Voilà une question intéressante : après que tout soit fait et dit, à long terme, quoi, une ville intelligente contient-elle plus ou bien moins de K/R ? Encore une fois, je n’en sais que dalle sur les valeurs réelles de K/R dans des villes typiques – bêtes ou intelligentes, peu importe – et il faudra que je prenne quelques prisonniers de guerre pour me renseigner là-dessus. Néanmoins, je peux formuler des hypothèses. Par instinct économique, je définis trois périodes distinctes de temps : t-1 ou ville bête d’avant, t0 ou ville intelligente comme je l’ai devant mes yeux et enfin t+1 qui correspond à la ville encore plus intelligente que j’espère dans l’avenir.
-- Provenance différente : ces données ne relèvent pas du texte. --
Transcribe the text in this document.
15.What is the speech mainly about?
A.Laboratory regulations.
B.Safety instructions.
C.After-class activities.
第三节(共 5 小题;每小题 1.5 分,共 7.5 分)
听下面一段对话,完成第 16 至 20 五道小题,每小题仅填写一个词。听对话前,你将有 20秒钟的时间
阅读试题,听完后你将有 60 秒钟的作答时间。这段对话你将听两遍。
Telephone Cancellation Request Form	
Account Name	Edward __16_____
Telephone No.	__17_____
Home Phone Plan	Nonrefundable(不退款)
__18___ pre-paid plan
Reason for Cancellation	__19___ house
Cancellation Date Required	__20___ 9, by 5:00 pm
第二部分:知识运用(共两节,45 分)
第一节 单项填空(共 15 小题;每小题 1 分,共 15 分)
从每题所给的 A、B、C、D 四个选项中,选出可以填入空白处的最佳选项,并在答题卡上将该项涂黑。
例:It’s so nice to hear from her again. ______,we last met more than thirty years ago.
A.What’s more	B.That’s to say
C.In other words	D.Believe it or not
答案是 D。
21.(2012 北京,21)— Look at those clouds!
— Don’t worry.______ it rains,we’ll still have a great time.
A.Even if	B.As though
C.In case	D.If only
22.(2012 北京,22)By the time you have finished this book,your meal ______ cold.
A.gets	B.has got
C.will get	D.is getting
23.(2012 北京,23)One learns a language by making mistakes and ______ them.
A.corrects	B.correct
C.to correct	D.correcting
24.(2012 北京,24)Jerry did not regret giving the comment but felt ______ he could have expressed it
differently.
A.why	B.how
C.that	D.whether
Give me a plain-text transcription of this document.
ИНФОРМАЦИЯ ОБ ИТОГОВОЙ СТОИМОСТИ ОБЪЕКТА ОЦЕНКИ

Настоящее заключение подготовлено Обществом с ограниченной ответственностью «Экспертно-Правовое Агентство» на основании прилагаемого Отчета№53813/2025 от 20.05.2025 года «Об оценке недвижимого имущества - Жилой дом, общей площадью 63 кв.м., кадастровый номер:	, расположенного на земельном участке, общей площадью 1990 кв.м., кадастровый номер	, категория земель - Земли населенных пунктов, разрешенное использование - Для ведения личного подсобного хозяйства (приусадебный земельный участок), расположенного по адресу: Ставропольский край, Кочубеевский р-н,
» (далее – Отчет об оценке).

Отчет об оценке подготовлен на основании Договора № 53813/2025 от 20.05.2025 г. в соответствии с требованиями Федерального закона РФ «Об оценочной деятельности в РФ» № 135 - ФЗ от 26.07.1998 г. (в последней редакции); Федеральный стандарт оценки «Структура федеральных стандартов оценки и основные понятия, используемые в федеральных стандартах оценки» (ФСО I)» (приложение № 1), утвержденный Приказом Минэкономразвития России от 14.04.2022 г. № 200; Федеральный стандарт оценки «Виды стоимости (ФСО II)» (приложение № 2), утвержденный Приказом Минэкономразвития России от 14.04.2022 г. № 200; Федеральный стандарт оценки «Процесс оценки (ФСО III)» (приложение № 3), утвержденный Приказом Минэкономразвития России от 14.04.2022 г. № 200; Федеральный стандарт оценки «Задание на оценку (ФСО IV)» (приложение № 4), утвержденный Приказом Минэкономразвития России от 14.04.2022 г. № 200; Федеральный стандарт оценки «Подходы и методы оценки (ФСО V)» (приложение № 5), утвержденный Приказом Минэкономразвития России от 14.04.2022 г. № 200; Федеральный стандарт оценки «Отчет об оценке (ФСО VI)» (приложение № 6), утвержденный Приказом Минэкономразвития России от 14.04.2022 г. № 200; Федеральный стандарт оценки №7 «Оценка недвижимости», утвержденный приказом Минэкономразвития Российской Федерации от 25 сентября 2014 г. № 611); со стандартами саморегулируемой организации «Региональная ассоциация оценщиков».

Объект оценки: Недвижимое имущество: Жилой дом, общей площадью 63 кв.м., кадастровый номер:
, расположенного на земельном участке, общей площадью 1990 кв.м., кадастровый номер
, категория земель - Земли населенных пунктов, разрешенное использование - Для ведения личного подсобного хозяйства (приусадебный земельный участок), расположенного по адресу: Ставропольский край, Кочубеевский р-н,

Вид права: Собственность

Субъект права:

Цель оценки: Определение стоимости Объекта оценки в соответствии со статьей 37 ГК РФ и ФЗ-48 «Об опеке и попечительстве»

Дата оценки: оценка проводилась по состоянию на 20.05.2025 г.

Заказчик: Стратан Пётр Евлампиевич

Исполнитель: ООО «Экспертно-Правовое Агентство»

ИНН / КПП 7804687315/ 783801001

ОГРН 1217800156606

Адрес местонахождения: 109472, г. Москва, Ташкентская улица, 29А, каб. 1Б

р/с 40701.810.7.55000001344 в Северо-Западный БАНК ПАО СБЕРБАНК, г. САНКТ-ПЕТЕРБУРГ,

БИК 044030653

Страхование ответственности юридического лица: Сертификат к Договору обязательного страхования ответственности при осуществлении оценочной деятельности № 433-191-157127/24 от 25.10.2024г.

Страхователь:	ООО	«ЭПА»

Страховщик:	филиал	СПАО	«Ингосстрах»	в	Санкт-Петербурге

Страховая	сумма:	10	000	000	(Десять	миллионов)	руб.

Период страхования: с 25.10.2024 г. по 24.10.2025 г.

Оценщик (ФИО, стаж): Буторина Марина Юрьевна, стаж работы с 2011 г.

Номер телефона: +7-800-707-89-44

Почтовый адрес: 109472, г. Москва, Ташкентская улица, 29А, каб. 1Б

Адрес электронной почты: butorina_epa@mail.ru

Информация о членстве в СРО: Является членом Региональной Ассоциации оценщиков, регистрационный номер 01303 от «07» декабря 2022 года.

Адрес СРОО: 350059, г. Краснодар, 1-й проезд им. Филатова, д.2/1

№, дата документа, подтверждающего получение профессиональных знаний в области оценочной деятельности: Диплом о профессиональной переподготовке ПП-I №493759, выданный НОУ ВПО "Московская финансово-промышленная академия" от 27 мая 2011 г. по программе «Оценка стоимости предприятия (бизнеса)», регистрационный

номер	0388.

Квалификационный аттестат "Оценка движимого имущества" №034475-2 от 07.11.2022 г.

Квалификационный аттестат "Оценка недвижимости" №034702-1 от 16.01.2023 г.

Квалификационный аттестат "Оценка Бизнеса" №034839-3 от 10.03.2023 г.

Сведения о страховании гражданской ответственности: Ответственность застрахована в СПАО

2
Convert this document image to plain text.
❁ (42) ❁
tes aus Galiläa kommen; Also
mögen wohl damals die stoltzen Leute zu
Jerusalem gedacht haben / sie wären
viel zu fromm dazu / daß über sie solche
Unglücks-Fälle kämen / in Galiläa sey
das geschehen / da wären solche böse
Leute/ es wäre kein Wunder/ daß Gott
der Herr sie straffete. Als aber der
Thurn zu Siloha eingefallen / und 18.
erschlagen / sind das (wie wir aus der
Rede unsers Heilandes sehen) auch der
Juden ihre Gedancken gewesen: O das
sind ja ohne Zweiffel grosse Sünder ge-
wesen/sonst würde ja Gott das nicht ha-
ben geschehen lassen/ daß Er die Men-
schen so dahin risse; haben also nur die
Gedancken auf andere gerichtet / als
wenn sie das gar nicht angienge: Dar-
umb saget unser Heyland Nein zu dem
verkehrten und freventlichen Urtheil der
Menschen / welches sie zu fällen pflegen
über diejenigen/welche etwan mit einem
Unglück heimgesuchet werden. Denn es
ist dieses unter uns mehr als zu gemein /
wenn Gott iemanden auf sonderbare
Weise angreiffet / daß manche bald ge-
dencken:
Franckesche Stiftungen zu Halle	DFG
Ensuite, je pose deux hypothèses alternatives. Premièrement, je peux avoir K/R(t-1) < K/R(t0) < K/R(t+1) : la ville intelligente d’avenir aura plus de capital par kilomètre carré que ses versions précédentes. Deuxièmement et alternativement, il se peut que K/R(t-1) < K/R(t0) et K/R(t+1) < K/R(t-1) donc que la ville encore plus intelligente de l’avenir sera moins pourvue en l’infrastructure lourde que la ville bête du passé, comme elle apprendra à utiliser ladite infrastructure lourde de façon plus intelligente.

Bon, ça commence à prendre une forme cohérente, au moins je l’espère. Je peux traduire mes hypothèses en une structure logique avec des conditions préalables et des changements possibles :

  • ville intelligente, condition nécessaire : N/R > 2999 habitants par km; K/R > X1 € par km2
  • ville intelligente, ça devient intéressant : N/R > 3999 habitants par km2; K/R > X2 € par km2
  • ville intelligente, ça devient politique : N/R > 7999 habitants par km2; K/R > X3 € par km2
  • ville intelligente, ça peut apporter du changement 1500 < ∆N/R < 1700 habitants par km2 ou bien 15% < (∆N/R)/[N/R(t0)] < 20% et en plus
    • K/R(t-1) < K/R(t0) < K/R(t+1)

ou bien

  • K/R(t-1) < K/R(t0) et K/R(t+1) < K/R(t-1)

Bon, ça c’est le côté bilan et maintenant je jette un coup d’œil côté compte d’exploitation. Le retour sur l’investissement en infrastructure urbaine peut prendre deux formes, une directe et une autre plus chic. Façon directe et brutale, je peux vendre l’accès à mon infrastructure sur la base platement commerciale, comme accès à Internet. Néanmoins, si le cousin du beau-frère de mon ami d’école est proche des certains milieux, je peux obtenir une subvention publique qui couvrira une part ou le total des revenus dont j’ai besoin pour avoir un retour décent (indécent ?) sur mon investissement. Dans ce second scénario, les habitants me paient de toute façon mais ils le font indirectement, à travers leurs impôts, et ça s’appelle « partager » (avec le cousin du beau-frère de mon ami d’école) au lieu de « vendre et se faire payer » et quand ça sonne bien c’est toujours mieux. Quoi qu’il en soit au sujet du cousin du beau-frère de mon ami d’école, je peux espérer un flux futur FR(t0 ; t+1) de trésorerie. Avec l’investissement dénoté comme ∆K, en équilibre il faut que ∆K = FR(t0 ; t+1) mais soyons raisonnables : le bon business c’est quand ∆K < FR(t0 ; t+1) .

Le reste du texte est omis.